So, I had a wonderful conversation with myself in the car today. I spoke to myself about taking seriously things that are said just to harm me, harass me, or by negative individuals who don’t necessarily mean to harm me, but whose words paint nothing but their own negativity and insecurity.
During my nice little self-pep talk, I told myself that it was ok to not take some things seriously, I did not have to let those things sink into my thoughts and become a reflection of the way I perceive myself. That no matter how hurtful, scary, angering, or disheartening those words are, I do not have to accept them, I do not have to allow them into my heart, and I do not have to allow them into my soul.
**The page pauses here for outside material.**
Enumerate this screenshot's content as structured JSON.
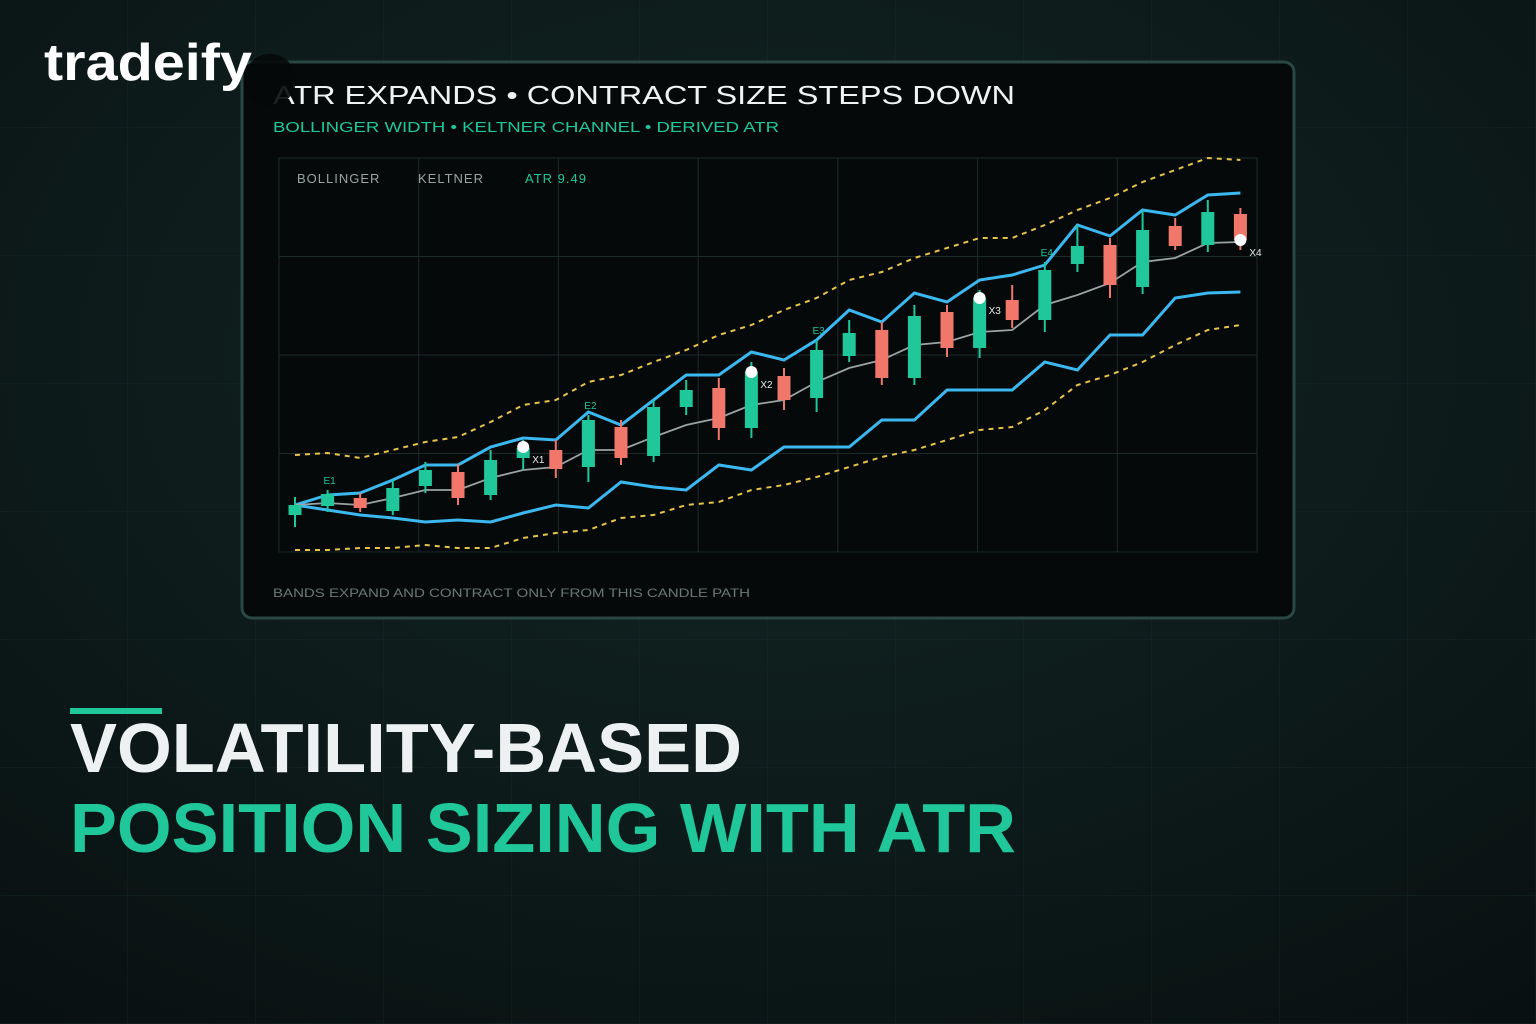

I don’t have to riddle my thoughts with drops of acidic negativity just because somebody told me something untrue, something terrible, something insecure or negative. I don’t have to let it affect me or what I do.
I also spoke to myself about how I know what’s best for me, that my decisions are mine and I should not allow others’ opinions to alter my decisions because that is when they falter and fall apart. That I am doing what’s best for me, and only I know what that is.
I assured myself that even though it hurts, those words spoken in such a wry sense of affect don’t have to define me. I can accept what they say as their opinion- not mine.
So, all my beautiful people, the next time somebody says something that makes you down, please, just ask yourself, is what they said really worth altering your opinion of yourself?
Don’t allow what others say to change you. You’re stronger than that.